THE SHAPE OF THE CUP

What sort of cup is presupposed in this scene? Artistic representations often take the license of making it a beautiful and elaborate vessel, something one might see in an art museum. What has happened here is that the artist is externalizing the theological significance of the cup, intimating the redemptive blood of Christ by transfiguring its container’s appearance to match. A good example from a text that does this would be
The Dolorous Passion of Our Lord Jesus Christ
by the visionary nun Anna Katharina Emmerich, a collection of pious fever dreams that forms the basis of Mel Gibson’s epic film
The Passion of the Christ
.
2
In the book, the cup is described as an elaborate piece somewhere between a silver samovar and a punch bowl with attached cups. But we are probably closer to the truth in the depiction of the cup in
Indiana Jones and the Last Crusade
; the intrepid archaeologist finds himself amid a gallery of chalices, each more bejeweled and spectacular than the one before it. One of them is the fabled cup of the Last Supper. His life depends upon choosing the right one. How is he to decide? He asks himself, “Which one is the cup of a carpenter?” And sure enough, there is one, and only one, made of glazed clay.

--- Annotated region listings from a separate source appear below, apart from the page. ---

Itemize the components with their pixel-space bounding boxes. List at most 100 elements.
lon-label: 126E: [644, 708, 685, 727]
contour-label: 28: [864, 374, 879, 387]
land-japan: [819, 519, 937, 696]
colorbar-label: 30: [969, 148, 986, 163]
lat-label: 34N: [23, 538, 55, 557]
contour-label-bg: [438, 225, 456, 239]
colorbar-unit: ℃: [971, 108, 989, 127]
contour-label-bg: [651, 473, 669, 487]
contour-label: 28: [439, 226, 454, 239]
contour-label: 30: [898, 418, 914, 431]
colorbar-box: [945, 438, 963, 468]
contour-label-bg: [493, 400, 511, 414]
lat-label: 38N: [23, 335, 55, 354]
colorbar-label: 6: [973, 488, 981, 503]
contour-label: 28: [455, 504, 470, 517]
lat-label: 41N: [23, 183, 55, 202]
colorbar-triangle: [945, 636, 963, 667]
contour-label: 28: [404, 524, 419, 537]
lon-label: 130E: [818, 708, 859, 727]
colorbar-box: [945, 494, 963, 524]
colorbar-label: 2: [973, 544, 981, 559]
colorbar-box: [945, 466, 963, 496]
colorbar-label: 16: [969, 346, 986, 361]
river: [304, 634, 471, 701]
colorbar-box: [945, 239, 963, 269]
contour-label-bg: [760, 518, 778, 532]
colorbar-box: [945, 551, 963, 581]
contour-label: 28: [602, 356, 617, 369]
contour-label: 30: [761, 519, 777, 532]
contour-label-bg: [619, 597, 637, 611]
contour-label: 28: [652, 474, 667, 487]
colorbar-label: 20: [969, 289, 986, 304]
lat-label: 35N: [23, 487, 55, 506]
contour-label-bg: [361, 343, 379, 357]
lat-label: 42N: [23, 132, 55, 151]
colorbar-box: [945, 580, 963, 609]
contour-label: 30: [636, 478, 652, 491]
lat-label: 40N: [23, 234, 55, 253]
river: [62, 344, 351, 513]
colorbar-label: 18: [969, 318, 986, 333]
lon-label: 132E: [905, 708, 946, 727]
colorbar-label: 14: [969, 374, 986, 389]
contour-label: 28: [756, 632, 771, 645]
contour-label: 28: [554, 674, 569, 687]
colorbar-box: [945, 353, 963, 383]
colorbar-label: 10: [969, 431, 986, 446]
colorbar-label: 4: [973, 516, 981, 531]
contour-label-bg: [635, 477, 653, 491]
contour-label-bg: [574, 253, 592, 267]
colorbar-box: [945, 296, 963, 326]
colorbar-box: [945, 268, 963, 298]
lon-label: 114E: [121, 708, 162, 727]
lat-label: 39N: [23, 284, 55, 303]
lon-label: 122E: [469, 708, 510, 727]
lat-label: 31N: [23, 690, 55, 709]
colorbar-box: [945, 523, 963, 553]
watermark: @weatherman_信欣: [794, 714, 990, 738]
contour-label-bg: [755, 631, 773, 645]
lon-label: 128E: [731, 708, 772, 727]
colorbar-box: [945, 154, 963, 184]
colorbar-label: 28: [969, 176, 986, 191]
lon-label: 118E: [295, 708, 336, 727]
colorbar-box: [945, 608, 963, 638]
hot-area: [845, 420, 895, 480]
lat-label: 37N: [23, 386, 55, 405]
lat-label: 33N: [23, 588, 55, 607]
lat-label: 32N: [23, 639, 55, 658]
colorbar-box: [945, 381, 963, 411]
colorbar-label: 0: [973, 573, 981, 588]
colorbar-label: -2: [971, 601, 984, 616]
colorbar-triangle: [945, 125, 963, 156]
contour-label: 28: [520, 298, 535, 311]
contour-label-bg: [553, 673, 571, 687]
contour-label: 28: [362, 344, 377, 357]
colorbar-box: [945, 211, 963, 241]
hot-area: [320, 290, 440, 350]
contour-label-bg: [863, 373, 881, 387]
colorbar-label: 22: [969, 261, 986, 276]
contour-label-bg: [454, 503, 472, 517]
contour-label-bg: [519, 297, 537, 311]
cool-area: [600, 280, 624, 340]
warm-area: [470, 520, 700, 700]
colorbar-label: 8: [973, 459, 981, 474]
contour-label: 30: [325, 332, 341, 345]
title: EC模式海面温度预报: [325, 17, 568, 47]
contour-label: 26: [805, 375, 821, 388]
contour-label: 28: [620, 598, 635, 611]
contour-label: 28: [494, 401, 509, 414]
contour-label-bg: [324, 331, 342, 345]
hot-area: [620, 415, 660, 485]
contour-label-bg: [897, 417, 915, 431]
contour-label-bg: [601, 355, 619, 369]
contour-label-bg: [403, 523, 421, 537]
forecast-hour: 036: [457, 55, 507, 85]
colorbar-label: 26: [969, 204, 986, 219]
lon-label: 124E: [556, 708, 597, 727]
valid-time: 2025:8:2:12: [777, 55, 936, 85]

Why do the gospel versions (and 1 Cor. 11) not do what Anna Katharina Emmerich did, especially if, like hers, theirs are documents more of faith than of history? Simply because they are in essence liturgical directions intended to provide a script for the reader, and when they say “he took
a
cup,” what they are saying is, “Use
any
cup.” Who among the early Christian communities would have been able to afford elaborate chalices? It will be interesting to see how the conception of the cup transforms in later grail literature.

The Da Vinci Code
and
The Hiram Key
profess to see great significance in the fact that in his great painting of the Last Supper Leonardo neglected to depict any cup at all. This is supposed to mean that he understood the cup, or the grail, to refer to something symbolic, something that would not have been visible to the physical eye, perhaps the holy seed of the Christ. But isn’t there another explanation ready to hand? What if he is just painting
John
’s version of the supper? That one has no reference to the Eucharistic cup and bread, as we have already observed. In fact, we can be sure this is what he was doing because of the depiction of the youthful (supposedly effeminate) disciple John sitting next to him, an arrangement peculiar to John’s gospel (13:23, 25). So much for that.